TEMPO.CO, Nusa Dua - Hingga 25 November 2015, Badan Pengelola Dana Perkebunan Kelapa Sawit (BPDP Sawit) telah mengumpulkan dana dari pungutan ekspor CPO (CPO fund) sebesar lebih dari Rp 4 triliun. Kepala BPDP Bayu Krisnamurthi mengatakan raihan tersebut diperoleh selama empat bulan pengumpulan CPO fund dimulai 16 Juli 2015.
Dari dana Rp 4 triliun, ucap Bayu, sekitar Rp 507 miliar di antaranya akan dipakai membiayai subsidi 223 ribu kiloliter biofuel. Dari Rp 507 miliar, para pengusaha biofuel telah menagih BPDP sebanyak Rp 285 miliar untuk subsidi biofuel. "Ada yang belum ditagihkan (dari BPDP). Masih proses pengajuan," ujarnya saat jumpa pers di Indonesian Palm Oil Conference (IPOC) XI di Bali, Kamis, 26 November 2015.
Bayu menargetkan dana CPO fund terkumpul Rp 9,6 triliun selama setahun sejak Juli tahun ini.
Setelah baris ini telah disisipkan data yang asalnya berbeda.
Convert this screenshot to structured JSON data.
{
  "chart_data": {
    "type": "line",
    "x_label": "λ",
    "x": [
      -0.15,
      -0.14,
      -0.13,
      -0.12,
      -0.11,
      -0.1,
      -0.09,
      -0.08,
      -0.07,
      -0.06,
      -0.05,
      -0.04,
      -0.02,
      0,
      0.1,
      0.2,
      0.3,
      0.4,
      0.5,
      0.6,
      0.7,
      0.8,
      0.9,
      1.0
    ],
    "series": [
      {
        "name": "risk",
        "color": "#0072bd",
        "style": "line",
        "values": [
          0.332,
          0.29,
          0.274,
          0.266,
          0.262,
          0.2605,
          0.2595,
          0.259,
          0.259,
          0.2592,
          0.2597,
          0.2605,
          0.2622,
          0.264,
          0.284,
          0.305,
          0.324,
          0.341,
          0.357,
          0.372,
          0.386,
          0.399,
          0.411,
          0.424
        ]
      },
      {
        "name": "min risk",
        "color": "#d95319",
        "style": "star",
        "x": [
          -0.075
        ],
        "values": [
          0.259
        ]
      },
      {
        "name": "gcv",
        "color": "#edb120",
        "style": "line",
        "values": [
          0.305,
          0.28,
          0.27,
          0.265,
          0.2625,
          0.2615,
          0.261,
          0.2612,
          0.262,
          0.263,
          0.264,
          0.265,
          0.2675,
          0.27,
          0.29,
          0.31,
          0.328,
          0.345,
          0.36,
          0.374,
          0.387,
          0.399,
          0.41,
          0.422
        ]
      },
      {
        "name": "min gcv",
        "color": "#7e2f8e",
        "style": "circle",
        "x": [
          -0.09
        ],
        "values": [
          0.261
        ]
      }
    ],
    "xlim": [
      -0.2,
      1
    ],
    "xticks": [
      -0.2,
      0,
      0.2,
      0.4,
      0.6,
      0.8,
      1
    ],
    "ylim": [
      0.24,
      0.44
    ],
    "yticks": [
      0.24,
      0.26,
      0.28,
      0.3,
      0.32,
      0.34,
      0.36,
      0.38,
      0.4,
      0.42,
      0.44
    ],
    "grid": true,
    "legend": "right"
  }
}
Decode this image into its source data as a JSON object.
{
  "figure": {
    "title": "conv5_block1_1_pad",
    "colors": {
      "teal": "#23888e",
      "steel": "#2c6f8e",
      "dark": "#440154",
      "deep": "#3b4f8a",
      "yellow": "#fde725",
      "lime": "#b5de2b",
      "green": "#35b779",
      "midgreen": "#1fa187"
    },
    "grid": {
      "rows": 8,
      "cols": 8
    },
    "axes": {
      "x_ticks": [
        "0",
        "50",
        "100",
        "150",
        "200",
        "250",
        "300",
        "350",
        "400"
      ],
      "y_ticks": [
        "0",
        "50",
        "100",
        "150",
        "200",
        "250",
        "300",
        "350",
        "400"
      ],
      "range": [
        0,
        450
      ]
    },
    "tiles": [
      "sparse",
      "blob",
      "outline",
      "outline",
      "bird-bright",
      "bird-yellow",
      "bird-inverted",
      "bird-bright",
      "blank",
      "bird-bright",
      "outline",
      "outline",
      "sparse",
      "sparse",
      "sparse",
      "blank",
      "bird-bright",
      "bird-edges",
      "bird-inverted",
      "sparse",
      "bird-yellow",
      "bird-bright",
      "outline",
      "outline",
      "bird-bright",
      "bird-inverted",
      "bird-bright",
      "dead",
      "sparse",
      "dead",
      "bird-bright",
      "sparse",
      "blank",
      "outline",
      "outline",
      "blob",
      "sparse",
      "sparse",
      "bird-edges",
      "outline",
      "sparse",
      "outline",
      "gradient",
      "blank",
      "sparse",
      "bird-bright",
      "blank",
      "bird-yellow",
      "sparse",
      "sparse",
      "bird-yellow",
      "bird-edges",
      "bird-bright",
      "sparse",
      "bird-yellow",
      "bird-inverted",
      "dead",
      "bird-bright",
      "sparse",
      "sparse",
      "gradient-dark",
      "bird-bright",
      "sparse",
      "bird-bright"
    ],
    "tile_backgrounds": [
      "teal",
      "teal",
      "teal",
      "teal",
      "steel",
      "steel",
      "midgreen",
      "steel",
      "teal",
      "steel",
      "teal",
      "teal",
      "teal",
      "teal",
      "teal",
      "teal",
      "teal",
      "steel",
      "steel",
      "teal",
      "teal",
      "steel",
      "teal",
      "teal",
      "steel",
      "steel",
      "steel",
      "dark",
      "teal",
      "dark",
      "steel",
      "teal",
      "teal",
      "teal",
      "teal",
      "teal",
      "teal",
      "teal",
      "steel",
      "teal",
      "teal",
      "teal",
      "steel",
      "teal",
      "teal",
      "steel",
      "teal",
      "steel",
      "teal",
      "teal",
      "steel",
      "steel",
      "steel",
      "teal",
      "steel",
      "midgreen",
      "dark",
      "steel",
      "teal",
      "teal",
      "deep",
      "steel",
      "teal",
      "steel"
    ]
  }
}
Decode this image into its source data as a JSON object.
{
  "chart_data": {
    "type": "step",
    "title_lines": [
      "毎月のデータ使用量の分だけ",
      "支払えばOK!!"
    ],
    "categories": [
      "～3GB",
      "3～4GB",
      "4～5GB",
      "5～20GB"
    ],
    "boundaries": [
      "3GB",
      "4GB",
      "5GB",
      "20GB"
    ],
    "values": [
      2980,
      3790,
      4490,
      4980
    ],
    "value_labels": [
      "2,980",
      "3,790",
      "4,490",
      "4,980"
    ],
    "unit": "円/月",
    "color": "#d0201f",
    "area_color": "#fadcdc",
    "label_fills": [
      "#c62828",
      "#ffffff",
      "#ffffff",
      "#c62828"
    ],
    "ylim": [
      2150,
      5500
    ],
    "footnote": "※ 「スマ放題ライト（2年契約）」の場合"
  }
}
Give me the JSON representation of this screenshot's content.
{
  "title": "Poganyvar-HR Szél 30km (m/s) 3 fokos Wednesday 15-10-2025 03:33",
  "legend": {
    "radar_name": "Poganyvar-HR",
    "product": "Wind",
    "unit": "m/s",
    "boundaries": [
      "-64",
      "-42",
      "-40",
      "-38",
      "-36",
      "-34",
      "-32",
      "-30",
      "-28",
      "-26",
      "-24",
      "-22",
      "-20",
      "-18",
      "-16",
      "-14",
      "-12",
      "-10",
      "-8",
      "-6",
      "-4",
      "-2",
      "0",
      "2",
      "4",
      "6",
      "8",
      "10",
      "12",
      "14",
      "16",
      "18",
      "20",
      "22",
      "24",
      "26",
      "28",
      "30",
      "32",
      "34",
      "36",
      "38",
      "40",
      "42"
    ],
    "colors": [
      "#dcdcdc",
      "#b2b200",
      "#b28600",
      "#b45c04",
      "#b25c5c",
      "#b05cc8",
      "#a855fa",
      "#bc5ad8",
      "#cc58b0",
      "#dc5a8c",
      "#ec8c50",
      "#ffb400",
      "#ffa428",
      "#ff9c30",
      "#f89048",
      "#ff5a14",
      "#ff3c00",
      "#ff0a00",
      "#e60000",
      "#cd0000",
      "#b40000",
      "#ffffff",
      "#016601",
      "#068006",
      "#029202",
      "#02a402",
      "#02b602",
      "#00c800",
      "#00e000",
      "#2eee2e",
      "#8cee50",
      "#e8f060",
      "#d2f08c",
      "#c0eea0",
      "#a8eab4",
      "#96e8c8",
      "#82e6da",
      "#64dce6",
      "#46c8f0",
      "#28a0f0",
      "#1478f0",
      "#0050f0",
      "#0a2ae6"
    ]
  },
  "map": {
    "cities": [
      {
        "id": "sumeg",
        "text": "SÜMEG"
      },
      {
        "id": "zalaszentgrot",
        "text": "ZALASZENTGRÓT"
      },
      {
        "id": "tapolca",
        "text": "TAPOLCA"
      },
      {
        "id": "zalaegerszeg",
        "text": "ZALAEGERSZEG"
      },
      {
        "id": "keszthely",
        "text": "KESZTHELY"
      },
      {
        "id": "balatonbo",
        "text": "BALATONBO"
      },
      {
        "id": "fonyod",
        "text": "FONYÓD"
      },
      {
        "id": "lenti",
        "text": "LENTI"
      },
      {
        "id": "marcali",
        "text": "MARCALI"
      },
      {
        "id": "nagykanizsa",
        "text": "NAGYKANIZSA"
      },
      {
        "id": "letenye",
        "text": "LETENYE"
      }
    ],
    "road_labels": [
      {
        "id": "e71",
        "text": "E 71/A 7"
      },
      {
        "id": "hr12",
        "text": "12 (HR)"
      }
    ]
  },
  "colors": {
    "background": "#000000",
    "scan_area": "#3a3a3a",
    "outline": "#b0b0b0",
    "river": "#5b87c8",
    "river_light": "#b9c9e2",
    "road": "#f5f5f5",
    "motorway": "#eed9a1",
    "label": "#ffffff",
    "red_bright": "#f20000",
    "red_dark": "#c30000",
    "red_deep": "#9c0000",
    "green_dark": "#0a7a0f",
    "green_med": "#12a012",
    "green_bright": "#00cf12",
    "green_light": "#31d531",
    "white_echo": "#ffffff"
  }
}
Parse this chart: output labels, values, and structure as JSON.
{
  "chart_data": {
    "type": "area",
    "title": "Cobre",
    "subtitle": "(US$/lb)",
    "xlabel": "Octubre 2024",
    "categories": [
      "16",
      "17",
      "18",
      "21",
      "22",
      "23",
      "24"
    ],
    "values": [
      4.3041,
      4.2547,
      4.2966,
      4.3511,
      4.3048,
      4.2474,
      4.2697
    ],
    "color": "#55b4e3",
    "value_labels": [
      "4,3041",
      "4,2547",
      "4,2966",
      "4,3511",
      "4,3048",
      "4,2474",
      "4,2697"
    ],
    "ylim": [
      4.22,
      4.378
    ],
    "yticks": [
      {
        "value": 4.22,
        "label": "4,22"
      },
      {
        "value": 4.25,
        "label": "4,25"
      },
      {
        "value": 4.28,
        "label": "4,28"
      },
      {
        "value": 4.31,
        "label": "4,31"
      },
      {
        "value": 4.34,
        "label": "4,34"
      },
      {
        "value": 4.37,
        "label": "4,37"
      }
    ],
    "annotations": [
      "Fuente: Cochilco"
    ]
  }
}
Dia menuturkan kemungkinan adanya revisi akibat El Nino (bencana kekeringan), lemahnya permintaan dampak kebakaran, dan harga ekspor produk down stream yang lebih rendah. "Pastilah akan berefek pada pemasukan dana. Akan dievaluasi setiap tiga bulan. Nanti kita lihat lagi awal tahun depan," katanya.
Direktur Utama PT Triputra Agro Persada Arif Rachmat berujar, penerapan mandatory biodiesel akan berpengaruh pada harga CPO menyusul penambahan konsumsi biodiesel. Dia memperkirakan permintaan CPO tahun depan tumbuh 1,9 juta ton dan pasokan turun 1,5 juta ton. "Ini berarti pasar telah bullish," ucapnya.
CPO fund adalah dana yang dikumpulkan untuk menutup biaya pengolahan biodiesel dalam program pencampuran 15 persen bahan bakar nabati ke dalam solar yang berlaku mulai 1 April 2015. Nilai pungutannya US$ 50 per ton untuk ekspor minyak sawit mentah dan US$ 30 per ton untuk ekspor olein.
Angka patokan ini berlaku sebagai pengganti bea keluar saat harga CPO di bawah US$ 750 per ton. Sedangkan bila harga minyak sawit sudah di atas US$ 750, CPO fund diambil dari bea keluar.